She may have ruled many hearts and won several awards, but Bollywood actress Kangana Ranaut was an unwanted girl child who grew up constantly being reminded about her 'unwanted existence'.
On the occasion of the International Women's Day, the 28-year-old actress demanded that portrayal of women as "selfless" Indian ladies who only care about the happiness of the men in their lives should be stopped as it is regressive.
"My parents had a child before Rangoli, who died within 10 days of his birth. He was called Hero. My parents couldn't emerge from the loss of that baby boy. But then Rangoli happened and she was taken care of, there was a huge celebration," the "Katti Batti" actress told reporters.
Kangana, who has an elder sister Rangoli and a younger brother Akshat, said that her parents could not come to terms with the fact that they had another girl child.
"But when I was born, my parents, my mother especially, couldn't come to terms with that fact that they had another baby girl. I know these stories in detail because every time a guest visited, or there was a gathering, they repeated this story in front of me that how I was the unwanted child," Kangana added.

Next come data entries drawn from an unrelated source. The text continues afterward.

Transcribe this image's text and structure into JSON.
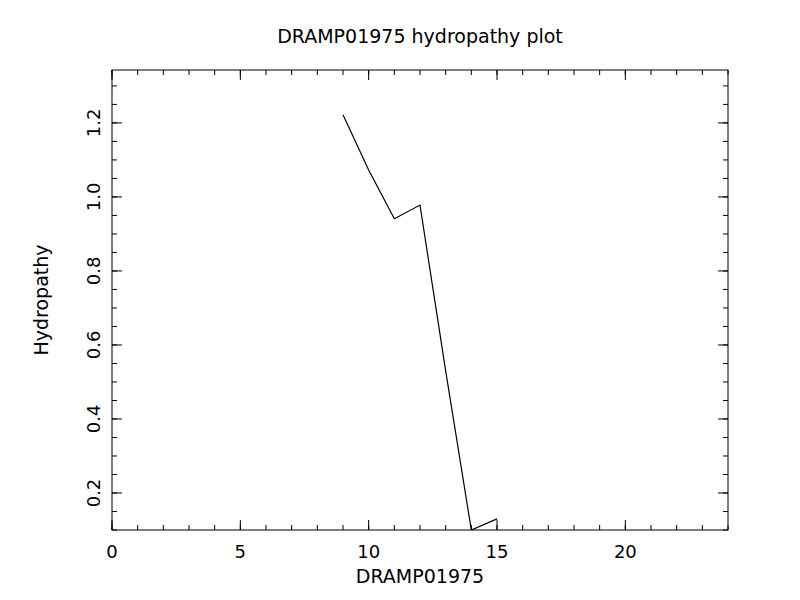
{
  "chart_data": {
    "type": "line",
    "title": "DRAMP01975 hydropathy plot",
    "x_label": "DRAMP01975",
    "y_label": "Hydropathy",
    "x": [
      9,
      10,
      11,
      12,
      13,
      14,
      15
    ],
    "values": [
      1.222,
      1.073,
      0.941,
      0.978,
      0.53,
      0.1,
      0.13
    ],
    "color": "#000000",
    "xlim": [
      0,
      24
    ],
    "xticks": [
      0,
      5,
      10,
      15,
      20
    ],
    "ylim": [
      0.1,
      1.343
    ],
    "yticks": [
      {
        "value": 0.2,
        "label": "0.2"
      },
      {
        "value": 0.4,
        "label": "0.4"
      },
      {
        "value": 0.6,
        "label": "0.6"
      },
      {
        "value": 0.8,
        "label": "0.8"
      },
      {
        "value": 1.0,
        "label": "1.0"
      },
      {
        "value": 1.2,
        "label": "1.2"
      }
    ],
    "grid": false
  }
}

The actress, who has acted in women-oriented films like "Queen" and "Tanu Weds Manu Returns", said it was very hard to be constantly reminded that she was someone who was not "meant" to be in this world.
"It's very hard to live in an environment where you're reminded, constantly told that your existence just happens to be here...That you are not meant to be here," she said.
Kangana said she never accepted the stereotype that boys are more important than girls, which often led to certain "discomfort" while growing up.
"From my side, there was no acceptance to this fact that I am any less than anyone around me. So there was a certain discomfort that I felt growing up that I am not seen as I want to be seen as," she said.
The "Queen" actress said the glorification of women as "selfless" Indian ladies who only care about the happiness of the men in their lives should be stopped as it is regressive.
"The glorification of sisters, mothers as the selfless Indian women who will do 'agni pariksha' and the one who sees her own betterment only in the betterment of their husbands and fathers, that has to stop. It's very regressive," Kangana said.
Quoting a line from her contemporary actress Kalki Koechlin, she said that people should not expect "holier than thou" attitude from women, who are just as equal to men in the society.
"I read Kalki's quote that we women feel as human as a man, we are no different, we have the same flesh and blood, our challenges are just the same.
"So to expect this larger-than-life, holier-than-thou sort of existence from us is not possible. We as much want to make our own mistake as a man does," Kangana said while the launch of new cover of Femina magazine.